Leur état d’urgence et le nôtre

Depuis lundi donc, nous avons basculé temporairement. 100 000 policiers et militaires déployés, 4 000 amendes forfaitaires en 24h pour circulation sans justification dans les rues, limitation drastique des libertés de se déplacer, de se réunir, etc. Que l’on ne se méprenne pas cependant : nous ne faisons pas partie des sceptiques vis-à-vis de la crise sanitaire, nous avons par ailleurs exigé des mesures de confinement dès le départ, alors même que les ministres sous-estimaient largement les risques. Mais nous n’acceptons pas ces mesures à n’importe quel prix. Nous ne nous satisferons jamais de la limitation des libertés individuelles et collectives, de voir des uniformes fleurir dans toutes les rues avec le droit de réprimer comme bon leur semble, au nom de l’urgence sanitaire. La militarisation de l’espace n’augure jamais rien de bon, et la présence policière porte les stigmates de ce qu’elle est en temps « normal », violente, autoritaire, souvent paternaliste, et discriminatoire dans une série de quartiers. Nous n’acceptons pas la fermeture des frontières, à l’heure d’une catastrophe migratoire qui se poursuit. Nous refusons la délation, l’incitation à l’auto-contrôle et à la discipline aveugle, imposée par la force ou par le voisinage. Nous refusons de voir s’affaiblir les droits de la défense de par la limitation de l’accompagnement des personnes arrêtées et placées en garde à vue. La crise sanitaire que nous connaissons va se prolonger et connaîtra certainement des répliques, dont l’ampleur et la durée sont difficilement prévisibles. Face à cela, nous devrons non seulement imposer des mesures sociales et économiques de planification et d’extension des droits pour l’ensemble du monde du travail, mais également faire face de façon consciente et organisée, disciplinés collectivement, dans un cadre solidaire et démocratique. Pas sous la menace d’une sanction ou d’une peine quelconque, pas au prix de notre santé sur le lieu de travail ou dans la rue.

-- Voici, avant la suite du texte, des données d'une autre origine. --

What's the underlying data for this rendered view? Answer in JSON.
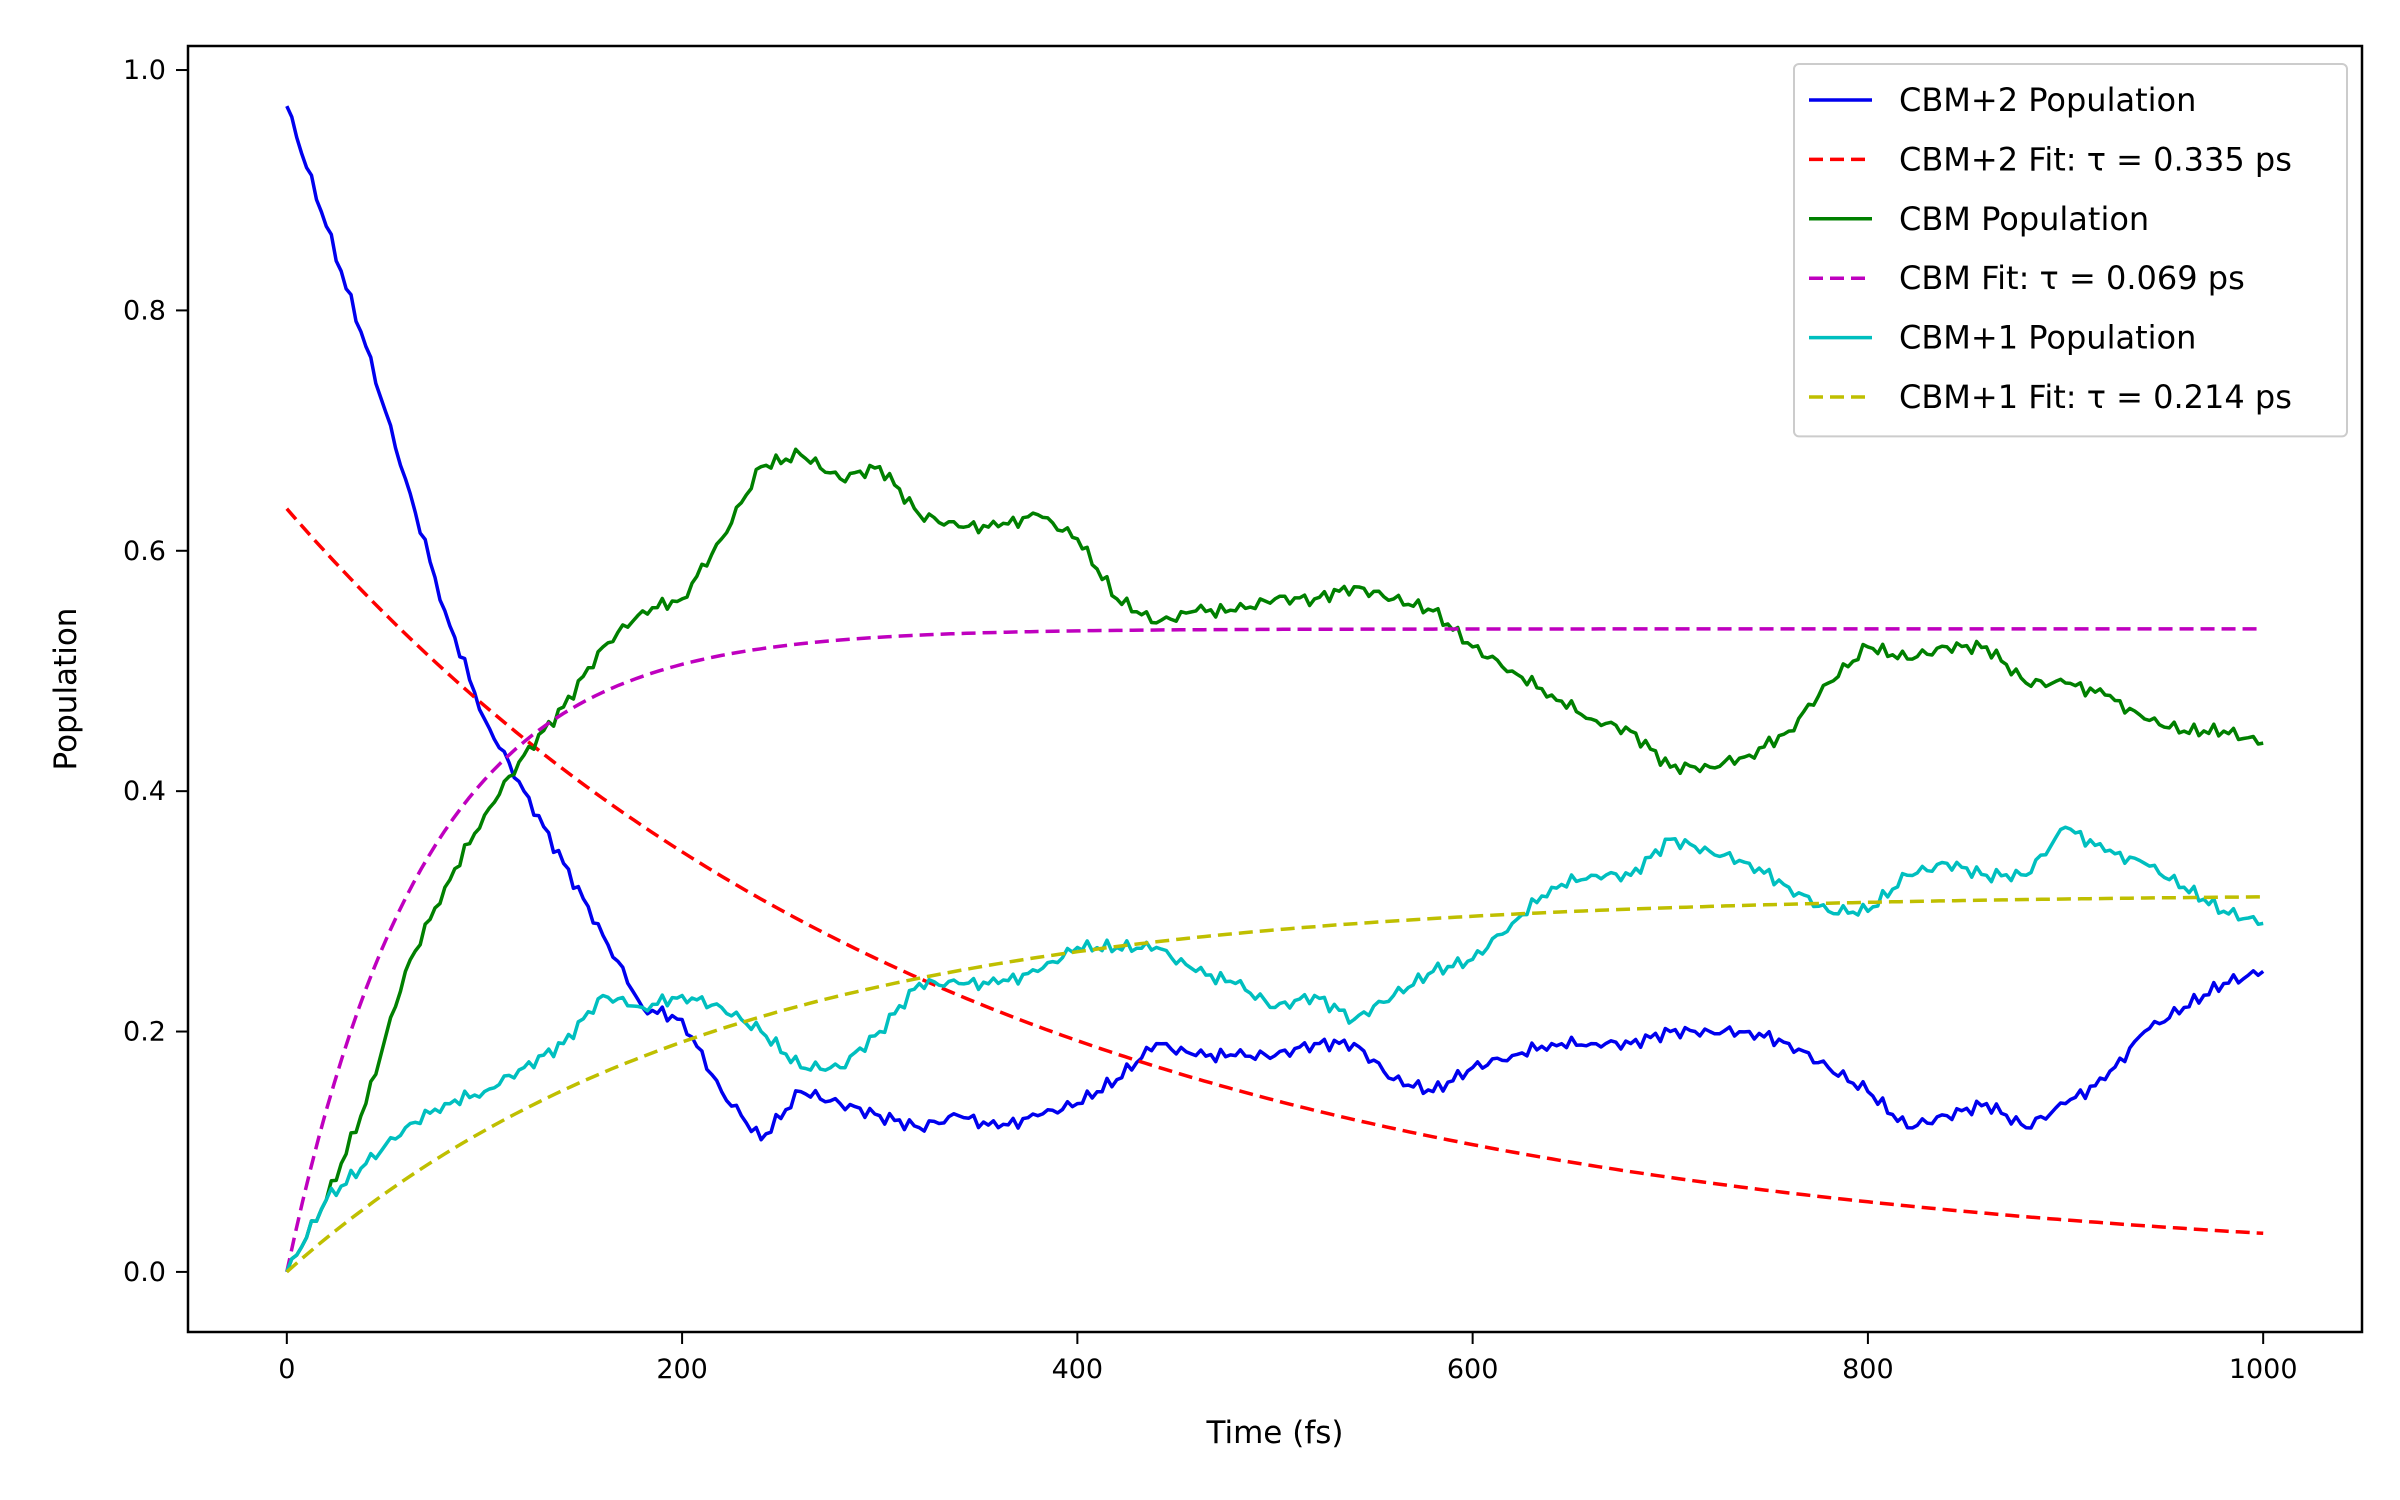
{
  "chart_data": {
    "type": "line",
    "title": "",
    "xlabel": "Time (fs)",
    "ylabel": "Population",
    "xlim": [
      -50,
      1050
    ],
    "ylim": [
      -0.05,
      1.02
    ],
    "xticks": [
      0,
      200,
      400,
      600,
      800,
      1000
    ],
    "xtick_labels": [
      "0",
      "200",
      "400",
      "600",
      "800",
      "1000"
    ],
    "yticks": [
      0.0,
      0.2,
      0.4,
      0.6,
      0.8,
      1.0
    ],
    "ytick_labels": [
      "0.0",
      "0.2",
      "0.4",
      "0.6",
      "0.8",
      "1.0"
    ],
    "grid": false,
    "legend_position": "top-right",
    "series": [
      {
        "name": "CBM+2 Population",
        "color": "#0000ee",
        "style": "solid",
        "x": [
          0,
          20,
          40,
          60,
          80,
          100,
          120,
          140,
          160,
          180,
          200,
          220,
          240,
          260,
          280,
          300,
          320,
          340,
          360,
          380,
          400,
          420,
          440,
          460,
          480,
          500,
          520,
          540,
          560,
          580,
          600,
          620,
          640,
          660,
          680,
          700,
          720,
          740,
          760,
          780,
          800,
          820,
          840,
          860,
          880,
          900,
          920,
          940,
          960,
          980,
          1000
        ],
        "y": [
          0.97,
          0.87,
          0.77,
          0.66,
          0.55,
          0.46,
          0.4,
          0.34,
          0.28,
          0.22,
          0.21,
          0.15,
          0.11,
          0.15,
          0.14,
          0.13,
          0.12,
          0.13,
          0.12,
          0.13,
          0.14,
          0.16,
          0.19,
          0.18,
          0.18,
          0.18,
          0.19,
          0.19,
          0.16,
          0.15,
          0.17,
          0.18,
          0.19,
          0.19,
          0.19,
          0.2,
          0.2,
          0.2,
          0.19,
          0.17,
          0.15,
          0.12,
          0.13,
          0.14,
          0.12,
          0.14,
          0.16,
          0.2,
          0.22,
          0.24,
          0.25
        ]
      },
      {
        "name": "CBM+2 Fit: τ = 0.335 ps",
        "color": "#ff0000",
        "style": "dashed",
        "func": "exp_decay",
        "a": 0.635,
        "tau": 335,
        "c": 0
      },
      {
        "name": "CBM Population",
        "color": "#008000",
        "style": "solid",
        "x": [
          0,
          20,
          40,
          60,
          80,
          100,
          120,
          140,
          160,
          180,
          200,
          220,
          240,
          260,
          280,
          300,
          320,
          340,
          360,
          380,
          400,
          420,
          440,
          460,
          480,
          500,
          520,
          540,
          560,
          580,
          600,
          620,
          640,
          660,
          680,
          700,
          720,
          740,
          760,
          780,
          800,
          820,
          840,
          860,
          880,
          900,
          920,
          940,
          960,
          980,
          1000
        ],
        "y": [
          0.0,
          0.06,
          0.14,
          0.25,
          0.32,
          0.38,
          0.43,
          0.47,
          0.52,
          0.55,
          0.56,
          0.61,
          0.67,
          0.68,
          0.66,
          0.67,
          0.63,
          0.62,
          0.62,
          0.63,
          0.61,
          0.56,
          0.54,
          0.55,
          0.55,
          0.56,
          0.56,
          0.57,
          0.56,
          0.55,
          0.52,
          0.5,
          0.48,
          0.46,
          0.45,
          0.42,
          0.42,
          0.43,
          0.45,
          0.49,
          0.52,
          0.51,
          0.52,
          0.52,
          0.49,
          0.49,
          0.48,
          0.46,
          0.45,
          0.45,
          0.44
        ]
      },
      {
        "name": "CBM Fit: τ = 0.069 ps",
        "color": "#bf00bf",
        "style": "dashed",
        "func": "exp_rise",
        "a": 0.535,
        "tau": 69,
        "c": 0
      },
      {
        "name": "CBM+1 Population",
        "color": "#00bfbf",
        "style": "solid",
        "x": [
          0,
          20,
          40,
          60,
          80,
          100,
          120,
          140,
          160,
          180,
          200,
          220,
          240,
          260,
          280,
          300,
          320,
          340,
          360,
          380,
          400,
          420,
          440,
          460,
          480,
          500,
          520,
          540,
          560,
          580,
          600,
          620,
          640,
          660,
          680,
          700,
          720,
          740,
          760,
          780,
          800,
          820,
          840,
          860,
          880,
          900,
          920,
          940,
          960,
          980,
          1000
        ],
        "y": [
          0.0,
          0.06,
          0.09,
          0.12,
          0.14,
          0.15,
          0.17,
          0.19,
          0.23,
          0.22,
          0.23,
          0.22,
          0.2,
          0.17,
          0.17,
          0.2,
          0.24,
          0.24,
          0.24,
          0.25,
          0.27,
          0.27,
          0.27,
          0.25,
          0.24,
          0.22,
          0.23,
          0.21,
          0.23,
          0.25,
          0.26,
          0.29,
          0.32,
          0.33,
          0.33,
          0.36,
          0.35,
          0.34,
          0.32,
          0.3,
          0.3,
          0.33,
          0.34,
          0.33,
          0.33,
          0.37,
          0.35,
          0.34,
          0.32,
          0.3,
          0.29
        ]
      },
      {
        "name": "CBM+1 Fit: τ = 0.214 ps",
        "color": "#bfbf00",
        "style": "dashed",
        "func": "exp_rise",
        "a": 0.315,
        "tau": 214,
        "c": 0
      }
    ]
  }
}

Notre état d’urgence, ce sont des moyens pour le système public de santé, pour la recherche scientifique, pour la solidarité et la prise en charge des plus démuniEs, pour l’augmentation des salaires et de la protection sociale, pour la réquisition des entreprises qui produisent du matériel médical et des traitements. Alors, sans attendre, dès demain, portons ce discours autour de nous, ne nous habituons pas au pire.